Design of PV Cells and LEDs Robust to Grid Shadowing Losses in Emission.

Abstract

In photovoltaics, it is generally assumed that the emission and absorption efficiency is linearly affected by the grid coverage fraction. Typically, the top grid is therefore optimized to allow maximal light exposure with minimal electrical resistance, while the optical properties of the grid are not treated to the same extent. In this work, we provide a numerical study that shows that as a result of the optical properties of the grid, the light extraction efficiency and resulting emission changes nonlinearly with grid coverage, contrary to the standard approximation.
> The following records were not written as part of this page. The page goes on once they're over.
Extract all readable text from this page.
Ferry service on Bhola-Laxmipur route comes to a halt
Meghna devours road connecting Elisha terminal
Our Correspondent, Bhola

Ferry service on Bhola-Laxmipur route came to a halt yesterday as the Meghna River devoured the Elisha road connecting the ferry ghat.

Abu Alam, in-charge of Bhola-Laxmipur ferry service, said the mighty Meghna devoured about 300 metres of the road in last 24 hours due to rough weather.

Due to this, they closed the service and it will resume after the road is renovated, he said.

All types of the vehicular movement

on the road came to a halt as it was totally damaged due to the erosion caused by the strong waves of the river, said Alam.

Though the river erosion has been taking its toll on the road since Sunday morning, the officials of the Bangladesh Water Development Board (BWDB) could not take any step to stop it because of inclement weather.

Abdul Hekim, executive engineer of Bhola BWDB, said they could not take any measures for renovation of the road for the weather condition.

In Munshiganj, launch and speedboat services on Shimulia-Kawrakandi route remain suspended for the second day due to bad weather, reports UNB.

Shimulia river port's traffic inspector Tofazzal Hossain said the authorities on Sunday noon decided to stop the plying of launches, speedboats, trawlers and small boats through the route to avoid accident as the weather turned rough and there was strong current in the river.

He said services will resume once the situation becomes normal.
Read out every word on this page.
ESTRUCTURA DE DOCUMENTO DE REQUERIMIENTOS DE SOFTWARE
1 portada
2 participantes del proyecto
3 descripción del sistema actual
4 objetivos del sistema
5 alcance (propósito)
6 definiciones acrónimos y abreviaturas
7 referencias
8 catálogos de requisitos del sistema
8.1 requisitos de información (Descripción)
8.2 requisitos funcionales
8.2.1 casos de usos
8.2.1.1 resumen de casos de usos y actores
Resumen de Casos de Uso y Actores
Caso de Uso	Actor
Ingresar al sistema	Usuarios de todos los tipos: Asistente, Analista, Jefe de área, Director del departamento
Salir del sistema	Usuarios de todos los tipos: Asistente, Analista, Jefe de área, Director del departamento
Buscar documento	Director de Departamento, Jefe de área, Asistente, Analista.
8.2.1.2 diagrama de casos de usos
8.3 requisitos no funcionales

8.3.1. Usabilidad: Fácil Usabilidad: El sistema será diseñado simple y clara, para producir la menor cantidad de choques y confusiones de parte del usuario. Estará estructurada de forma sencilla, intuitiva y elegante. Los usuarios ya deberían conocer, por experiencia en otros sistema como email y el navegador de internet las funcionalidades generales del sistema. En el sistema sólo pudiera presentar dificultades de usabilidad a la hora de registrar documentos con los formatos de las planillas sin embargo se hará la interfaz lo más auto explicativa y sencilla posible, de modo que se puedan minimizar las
If the grid is optically lossy while light is mostly trapped in the diode, the loss in emission is more than linear and therefore larger than expected based on the standard grid shadowing assumption. However, with an optically reflective grid and a good light extraction scheme, the structure obtains a robustness against losses from grid, leading to a meaningful increase in the light extraction efficiency. This is shown using a simple 300 nm GaAs light-emitting diode (LED) structure the emissive properties of which generalize to a thin-film PV cell. Specifically, it is found that depending on the design of the grid and backside mirror, at 10% grid coverage the light extraction efficiency need only be reduced less than 4% absolute. Conversely, in particularly detrimental cases, at 10% grid coverage the light extraction efficiency is reduced by over 35% absolute.